Lo spin-off della saga tratta dal bestseller di Roberto Saviano arriva al cinema dal 5 dicembre con Vision Distribution
“Una storia piena di conflitti, miserie, paure“: è così che definisce la sua nuova fatica da attore, regista e sceneggiatore Marco D’Amore, celebre volto della serialità televisiva grazie al successo mondiale di Gomorra, tratto dal bestseller di Roberto Saviano.
L’Immortale, primo lungometraggio da lui diretto dopo alcuni episodi di Gomorra, si inserisce tra la quarta e la quinta stagione della serie, fungendo da raccordo e diventando un vero e proprio segmento del racconto.
Un’operazione unica in Italia e proprio per questo rischiosissima, perché chiamata a dialogare con la serie e allo stesso tempo a cambiarla, a rispettarne i codici ma a svilupparsi in autonomia.

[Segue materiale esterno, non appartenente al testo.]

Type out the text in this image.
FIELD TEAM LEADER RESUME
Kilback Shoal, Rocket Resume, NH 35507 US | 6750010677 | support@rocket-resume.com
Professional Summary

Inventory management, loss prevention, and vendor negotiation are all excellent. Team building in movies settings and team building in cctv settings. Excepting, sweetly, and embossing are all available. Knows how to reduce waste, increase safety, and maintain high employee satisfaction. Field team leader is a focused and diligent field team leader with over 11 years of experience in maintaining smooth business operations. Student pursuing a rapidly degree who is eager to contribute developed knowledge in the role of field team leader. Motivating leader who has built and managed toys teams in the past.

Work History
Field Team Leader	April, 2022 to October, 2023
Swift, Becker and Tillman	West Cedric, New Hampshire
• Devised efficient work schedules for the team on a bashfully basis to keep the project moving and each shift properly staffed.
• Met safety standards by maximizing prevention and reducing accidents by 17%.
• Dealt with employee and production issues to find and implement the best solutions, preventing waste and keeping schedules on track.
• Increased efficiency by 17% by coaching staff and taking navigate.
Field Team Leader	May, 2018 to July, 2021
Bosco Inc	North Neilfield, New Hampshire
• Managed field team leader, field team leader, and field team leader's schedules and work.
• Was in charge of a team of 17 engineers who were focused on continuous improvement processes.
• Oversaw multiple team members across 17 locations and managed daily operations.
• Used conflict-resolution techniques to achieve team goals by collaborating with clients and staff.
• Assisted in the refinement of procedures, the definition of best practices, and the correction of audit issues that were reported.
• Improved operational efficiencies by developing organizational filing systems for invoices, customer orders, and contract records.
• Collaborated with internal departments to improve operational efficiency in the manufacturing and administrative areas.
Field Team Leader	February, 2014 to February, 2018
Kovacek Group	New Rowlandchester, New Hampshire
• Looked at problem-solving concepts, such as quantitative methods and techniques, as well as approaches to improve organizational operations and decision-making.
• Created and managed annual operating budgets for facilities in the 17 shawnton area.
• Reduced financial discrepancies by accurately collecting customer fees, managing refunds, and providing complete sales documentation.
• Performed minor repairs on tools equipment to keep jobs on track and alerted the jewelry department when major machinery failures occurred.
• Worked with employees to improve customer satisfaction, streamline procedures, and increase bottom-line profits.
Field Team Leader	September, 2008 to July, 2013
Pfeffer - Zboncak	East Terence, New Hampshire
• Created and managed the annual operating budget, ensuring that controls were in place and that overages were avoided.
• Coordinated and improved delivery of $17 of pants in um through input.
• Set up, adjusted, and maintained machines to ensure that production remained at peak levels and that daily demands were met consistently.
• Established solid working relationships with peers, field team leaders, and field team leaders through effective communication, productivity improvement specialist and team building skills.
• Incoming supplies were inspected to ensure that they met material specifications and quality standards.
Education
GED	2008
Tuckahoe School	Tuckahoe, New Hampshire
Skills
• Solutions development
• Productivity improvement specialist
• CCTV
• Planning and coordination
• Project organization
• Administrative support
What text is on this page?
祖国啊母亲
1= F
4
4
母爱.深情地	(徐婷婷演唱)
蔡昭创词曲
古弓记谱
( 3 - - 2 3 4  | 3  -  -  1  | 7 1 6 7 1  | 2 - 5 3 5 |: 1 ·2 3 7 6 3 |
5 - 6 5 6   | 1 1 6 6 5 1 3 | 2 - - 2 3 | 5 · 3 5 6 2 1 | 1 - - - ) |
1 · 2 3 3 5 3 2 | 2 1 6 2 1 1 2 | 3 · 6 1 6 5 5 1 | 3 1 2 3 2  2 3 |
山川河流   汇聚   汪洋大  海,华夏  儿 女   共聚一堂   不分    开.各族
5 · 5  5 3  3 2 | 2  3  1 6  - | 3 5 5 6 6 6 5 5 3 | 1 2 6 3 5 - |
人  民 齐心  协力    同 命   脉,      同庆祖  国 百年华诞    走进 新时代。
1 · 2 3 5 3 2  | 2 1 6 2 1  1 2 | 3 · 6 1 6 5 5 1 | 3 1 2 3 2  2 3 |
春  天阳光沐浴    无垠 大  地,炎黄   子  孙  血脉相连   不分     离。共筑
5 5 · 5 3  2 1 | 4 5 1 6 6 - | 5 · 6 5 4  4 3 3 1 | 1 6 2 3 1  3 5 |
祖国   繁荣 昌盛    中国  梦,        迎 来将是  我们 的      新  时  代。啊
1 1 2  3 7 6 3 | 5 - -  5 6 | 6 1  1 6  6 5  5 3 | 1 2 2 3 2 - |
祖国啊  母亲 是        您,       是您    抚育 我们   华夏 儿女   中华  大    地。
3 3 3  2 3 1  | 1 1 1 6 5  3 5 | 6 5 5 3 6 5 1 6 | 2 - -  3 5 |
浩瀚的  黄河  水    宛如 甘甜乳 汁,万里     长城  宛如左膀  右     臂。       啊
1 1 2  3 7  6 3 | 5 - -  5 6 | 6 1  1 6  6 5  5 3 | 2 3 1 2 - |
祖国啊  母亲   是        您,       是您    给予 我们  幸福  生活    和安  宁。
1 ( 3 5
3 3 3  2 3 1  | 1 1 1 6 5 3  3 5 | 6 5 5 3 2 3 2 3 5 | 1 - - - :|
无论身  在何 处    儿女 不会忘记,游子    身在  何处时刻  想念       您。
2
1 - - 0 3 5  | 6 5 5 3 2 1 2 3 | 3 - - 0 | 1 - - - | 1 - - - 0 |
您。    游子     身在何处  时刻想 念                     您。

Marco D’Amore e gli abili sceneggiatori Leonardo Fasoli, Maddalena Ravagli e Francesco Ghiaccio riescono a far comunicare efficacemente il passato con il presente, alternando l’infanzia di Ciro (interpretato dal bravissimo Giuseppe Aiello) e la sua educazione criminale nella Napoli degli anni ’80 e la sua nuova vita alle prese con un pericoloso business criminale nell’Est Europa.
Ne deriva un racconto epico e dominato dal senso di morte, incentrato su un uomo dall’anima lacerata e condannato alla vita. Ma anche un racconto sulla miseria e sui miserabili e su un’umanità che ha dimenticato, o forse mai vissuto, la propria infanzia.
“Ho preso spunto dalla realtà di Napoli dopo il tragico terremoto del 1980“, rivela infatti Marco D’Amore, ricordando un episodio che nella sua terra ha lasciato segni profondi e un lunghissimo strascico di illegalità, dai contrabbandieri di sigarette ai magliari, dai narcotrafficanti ai piccoli scugnizzi costretti a crescere troppo in fretta e a prendere la strada della criminalità, proprio come accade a Ciro Di Marzio.
“Non mi sono mai sentito un attore tout court, preferisco concentrarmi sulle storie e sui temi – prosegue D’Amore – Ho sentito che il personaggio di Ciro aveva ancora tanto da raccontare e che potevo alzare ulteriormente l’asticella, approfondendone lo scavo psicologico. Lo ritengo un personaggio romantico in cui convivono bellezza ed orrore“.
Il toccante viaggio di (de)formazione di Ciro bambino e la dolorosa presa di coscienza del Ciro adulto convivono armoniosamente in un film che non ha paura di deludere le aspettative del pubblico, affidandosi alla grande narrazione popolare e un comparto tecnico (scenografia, musiche, montaggio e fotografia) assolutamente perfetto.